I’ve been active on the Religious Tolerance group on Facebook. I declared my position fairly early on in a posting that stated “all great religious teachings serve to transform an existence driven by lies, fear and death into an existence guided by truth, hope and life.” However there are those that see me as a Christian proselytizer, largely because I quote scripture. This makes me sad. I write there because I believe that “Christian intolerance” is rooted in false teaching, and that if we look in scripture, we will find evidence to that effect. I quote scripture because I believe that it is the best tool that we have for combating intolerance masquerading as Christianity.

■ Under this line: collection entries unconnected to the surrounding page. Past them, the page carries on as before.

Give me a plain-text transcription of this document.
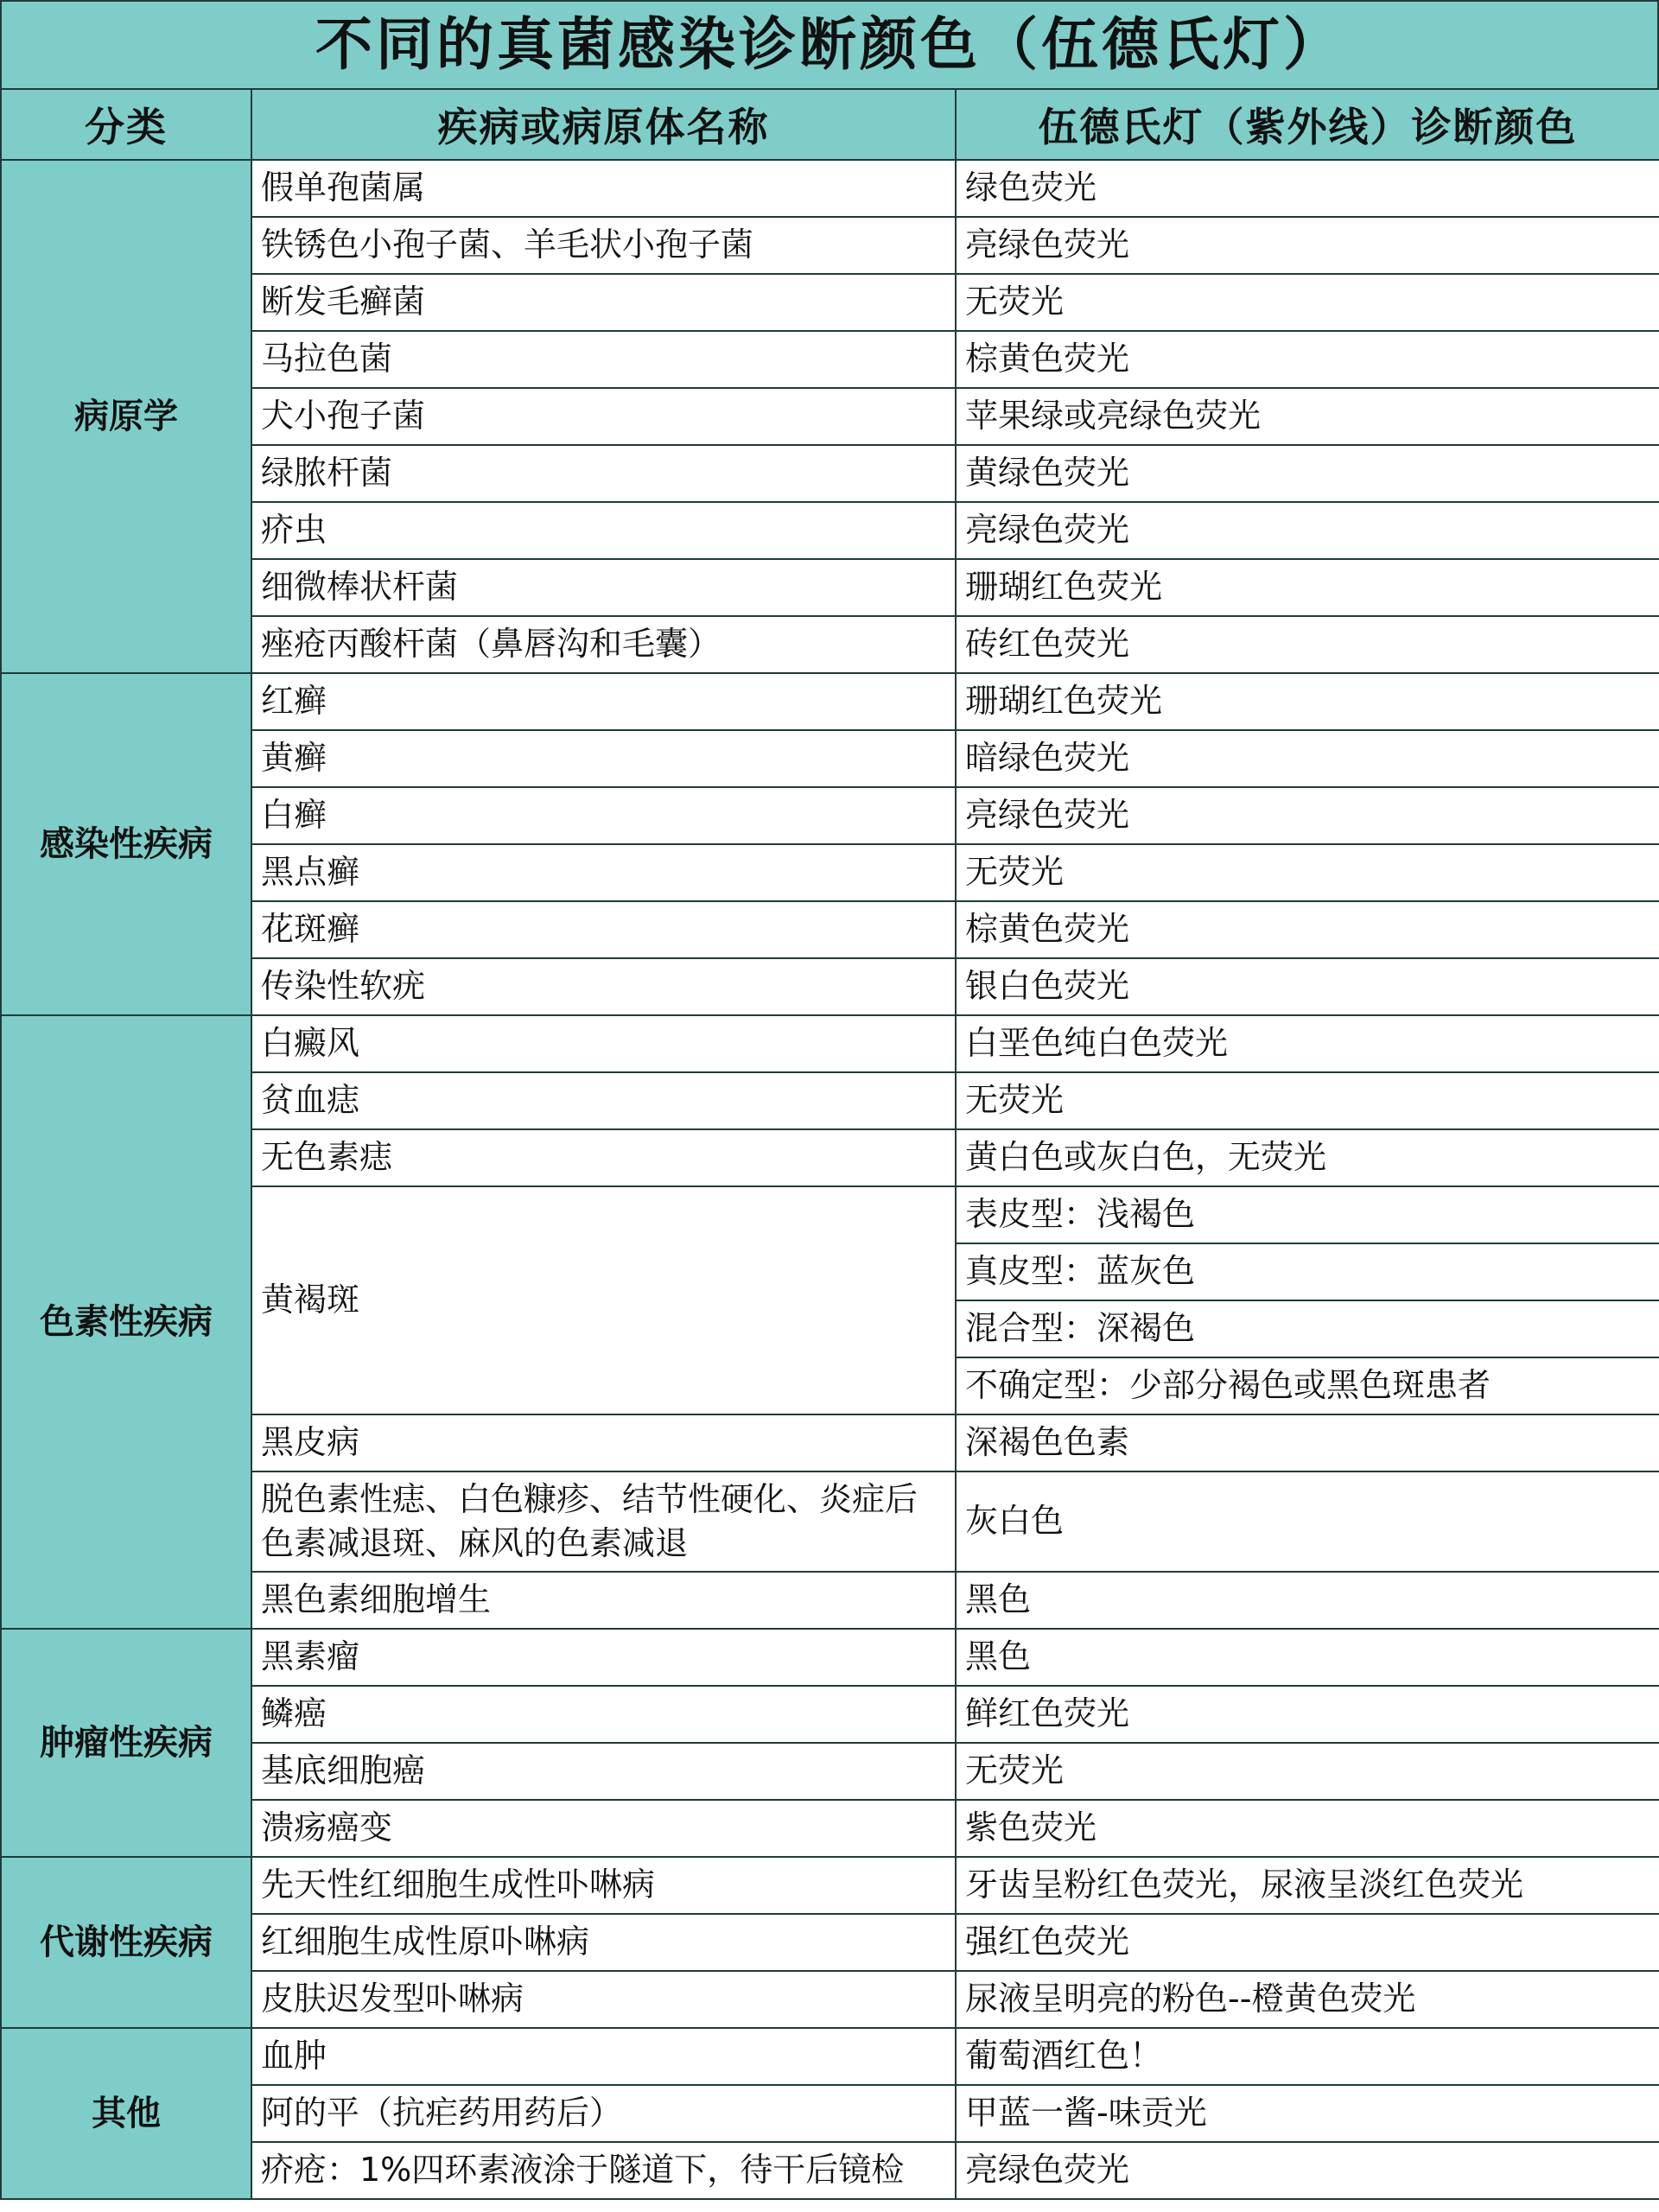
不同的真菌感染诊断颜色（伍德氏灯）
分类	疾病或病原体名称	伍德氏灯（紫外线）诊断颜色
病原学	假单孢菌属	绿色荧光
	铁锈色小孢子菌、羊毛状小孢子菌	亮绿色荧光
	断发毛癣菌	无荧光
	马拉色菌	棕黄色荧光
	犬小孢子菌	苹果绿或亮绿色荧光
	绿脓杆菌	黄绿色荧光
	疥虫	亮绿色荧光
	细微棒状杆菌	珊瑚红色荧光
	痤疮丙酸杆菌（鼻唇沟和毛囊）	砖红色荧光
感染性疾病	红癣	珊瑚红色荧光
	黄癣	暗绿色荧光
	白癣	亮绿色荧光
	黑点癣	无荧光
	花斑癣	棕黄色荧光
	传染性软疣	银白色荧光
色素性疾病	白癜风	白垩色纯白色荧光
	贫血痣	无荧光
	无色素痣	黄白色或灰白色，无荧光
	黄褐斑	表皮型：浅褐色
		真皮型：蓝灰色
		混合型：深褐色
		不确定型：少部分褐色或黑色斑患者
	黑皮病	深褐色色素
	脱色素性痣、白色糠疹、结节性硬化、炎症后色素减退斑、麻风的色素减退	灰白色
	黑色素细胞增生	黑色
肿瘤性疾病	黑素瘤	黑色
	鳞癌	鲜红色荧光
	基底细胞癌	无荧光
	溃疡癌变	紫色荧光
代谢性疾病	先天性红细胞生成性卟啉病	牙齿呈粉红色荧光，尿液呈淡红色荧光
	红细胞生成性原卟啉病	强红色荧光
	皮肤迟发型卟啉病	尿液呈明亮的粉色--橙黄色荧光
其他	血肿	葡萄酒红色！
	阿的平（抗疟药用药后）	甲蓝一酱-味贡光
	疥疮：1%四环素液涂于隧道下，待干后镜检	亮绿色荧光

This is nowhere more evident than in those that use death threats in order to conquer institutions in “the name of Christ.” I have been made aware recently of the Military Religious Freedom Foundation, and the death threats issued against its members and their families by Christian militants.

We don’t have to attain much depth of spiritual experience before we become aware that spiritual evolution did not begin with humanity. The dominant personalities in the spiritual realm, prior to our emergence, were the predators that stand atop the biological food chain. These would have been the dinosaurs (which appear as the serpent in the Garden of Eden and the dragon in Revelation) and the bear and great cats (the mammalian predators) that appear in Revelation and Daniel’s Dream of the Four Beasts.

Revelation is best understood as the history of the unseating of predation as the driver of evolution in favor of intelligent engineering that is informed by unconditional love. This is not a clean and simple process, and is made more difficult because humanity has only a dim perception of the spiritual dynamics. What transpires in Revelation 13:11-15 is that the dragon dresses up as the lamb and empowers the mammalian predators to religious dominance. As it is written: “All inhabitants of the earth will worship the beast – all whose names have not been written in the book of life belonging to the Lamb that was slain from the creation of the world”, that lamb being Christ. Clearly, those that follow the beast do not follow Christ.

The beast continues to promulgate teaching that “anyone that does not worship the idol must die.” The beast famously bears the number “666.” While John points out that this is the number of man (who was created on the sixth “day”), six is also the number of the “day” of mammals that attained evolutionary dominance after the fall of the dinosaurs.

So what is directly written in the Bible is that the use of death threats is false teaching, and actually anti-Christ.

That this teaching is particularly strong in the military, which is an institution organized to harness the forces of predation, is not at all surprising. As I see it, those that resist this process, such as Mr. Weinstein and his colleagues, are agents of truth and life, and regardless of their profession of faith, are held in the heart of Christ with the most tender concern and honored regard.

The Gift I Would Give

Just this awareness I have of being surrounded by spirits that want so much to participate in my loving of myself and the people around me. That sense of them preparing the moments for me, of guiding my words and my hands, of giving gratitude for the opportunity to enter the world through me.

Such an amazing kaleidoscope of them, of all interests and persuasions, just seeking a place in which they fit, in which they are welcome, in which they are useful, in which they can experience the joy of a fulfilled purpose.

I would give you the gift of yourself, and the beauty of the angels that support your living.

Believe in you! It breaks my heart when you do not.